Taking early retirement from the world of feature films, Steven Soderbergh has returned to the small screen for the first time in over a decade to bring us The Knick, the ten-part drama led by Oscar nominee Clive Owen.
Premiering this summer on HBO’s Cinemax, the first season is directed in its entirety by Soderbergh, and this latest trailer promises as pulsating and powerful a drama as anything currently on TV.
Set in downtown New York in 1900, ‘The Knick’ is a new Cinemax drama series from Academy Award and Emmy-winning director Steven Soderbergh. It is centered on the Knickerbocker Hospital and the groundbreaking surgeons, nurses and staff who work there, pushing the bounds of medicine in a time of astonishingly high mortality rates and zero antibiotics. Soderbergh directs all 10 episodes of the series’ first season.
Academy Award and Emmy nominee Clive Owen stars as Doctor John Thackery, a brilliant surgeon pioneering new methods in the field, despite nursing a severe addiction to cocaine.

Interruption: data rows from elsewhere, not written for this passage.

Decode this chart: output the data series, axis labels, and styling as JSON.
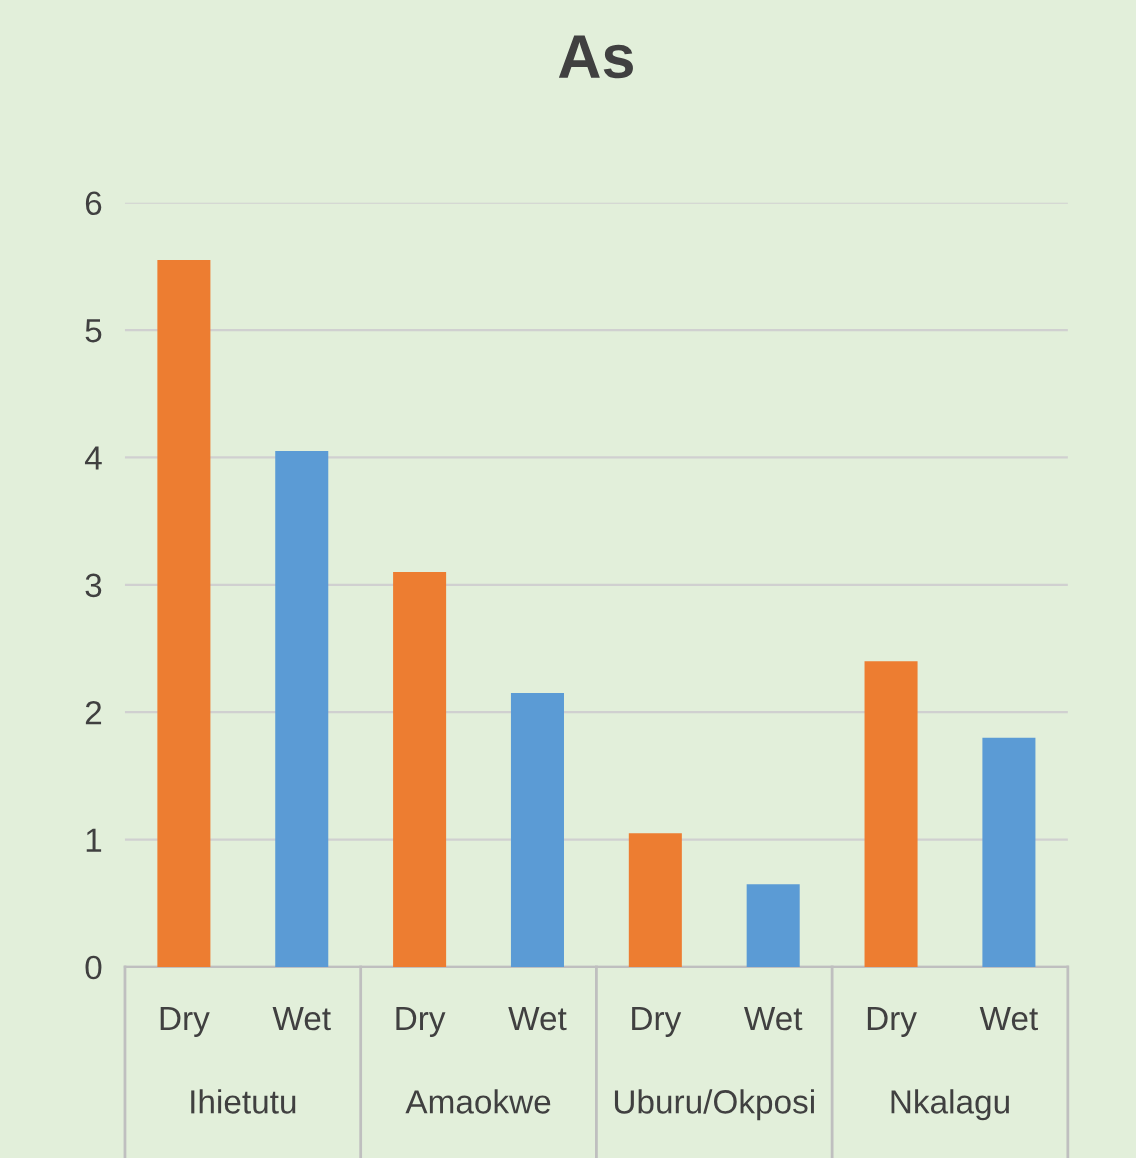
{
  "chart_data": {
    "type": "bar",
    "title": "As",
    "categories": [
      "Dry",
      "Wet",
      "Dry",
      "Wet",
      "Dry",
      "Wet",
      "Dry",
      "Wet"
    ],
    "values": [
      5.55,
      4.05,
      3.1,
      2.15,
      1.05,
      0.65,
      2.4,
      1.8
    ],
    "colors": [
      "#ed7d31",
      "#5b9bd5",
      "#ed7d31",
      "#5b9bd5",
      "#ed7d31",
      "#5b9bd5",
      "#ed7d31",
      "#5b9bd5"
    ],
    "annotations": [
      "Ihietutu",
      "Amaokwe",
      "Uburu/Okposi",
      "Nkalagu"
    ],
    "ylim": [
      0,
      6
    ],
    "yticks": [
      0,
      1,
      2,
      3,
      4,
      5,
      6
    ],
    "grid": "y",
    "legend": false
  }
}
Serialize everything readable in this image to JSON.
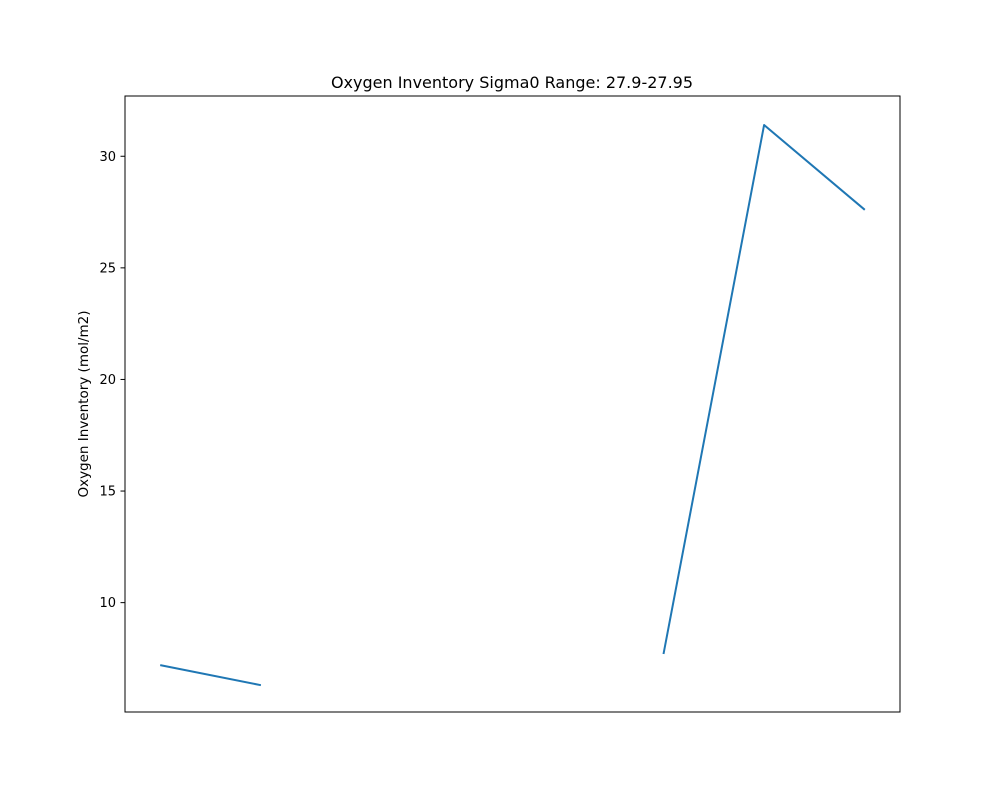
{
  "chart_data": {
    "type": "line",
    "title": "Oxygen Inventory Sigma0 Range: 27.9-27.95",
    "xlabel": "",
    "ylabel": "Oxygen Inventory (mol/m2)",
    "x": [
      0,
      1,
      2,
      3,
      4,
      5,
      6,
      7
    ],
    "xlim": [
      -0.35,
      7.35
    ],
    "ylim": [
      5.1,
      32.7
    ],
    "yticks": [
      10,
      15,
      20,
      25,
      30
    ],
    "x_tick_labels_visible": false,
    "grid": false,
    "legend": "none",
    "series": [
      {
        "color": "#1f77b4",
        "values": [
          7.2,
          6.3,
          null,
          null,
          null,
          7.7,
          31.4,
          27.6
        ]
      }
    ]
  }
}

He leads a team of doctors including his protégé Dr. Everett Gallinger; the young Dr. Bertie Chickering Jr.; and Algernon Edwards, a promising surgeon who’s been recently thrust upon him. The lively cast of characters at the hospital also includes Cornelia Robertson, the daughter of its benefactor; surly ambulance driver Tom Cleary; Lucy Elkins, a fresh-faced nurse from the country; the crooked manager Herman Barrow; and Sister Harriet, a nun with who isn’t afraid to speak her mind.
Owen is joined by Eric Johnson, Michael Angarano, Andre Holland, Juliet Rylance, Chris Sullivan, Eve Hewson, Jeremy Bobb, and Cara Seymour.
Co-writers Jack Amiel and Michael Begler (Raising Helen, Big Miracle) earn their first credits as creators of a TV series, with the two also serving as executive producers alongside Soderbergh, Owen, Michael Sugar (Rendition) and Gregory Jacobs (Contagion), with Michael Polaire (Behind the Candelabra) producing.
The Knick is set to premiere on Cinemax on August 8th at 10pm/9c, and is set to air on Sky Atlantic here in the UK sometime in the autumn/fall.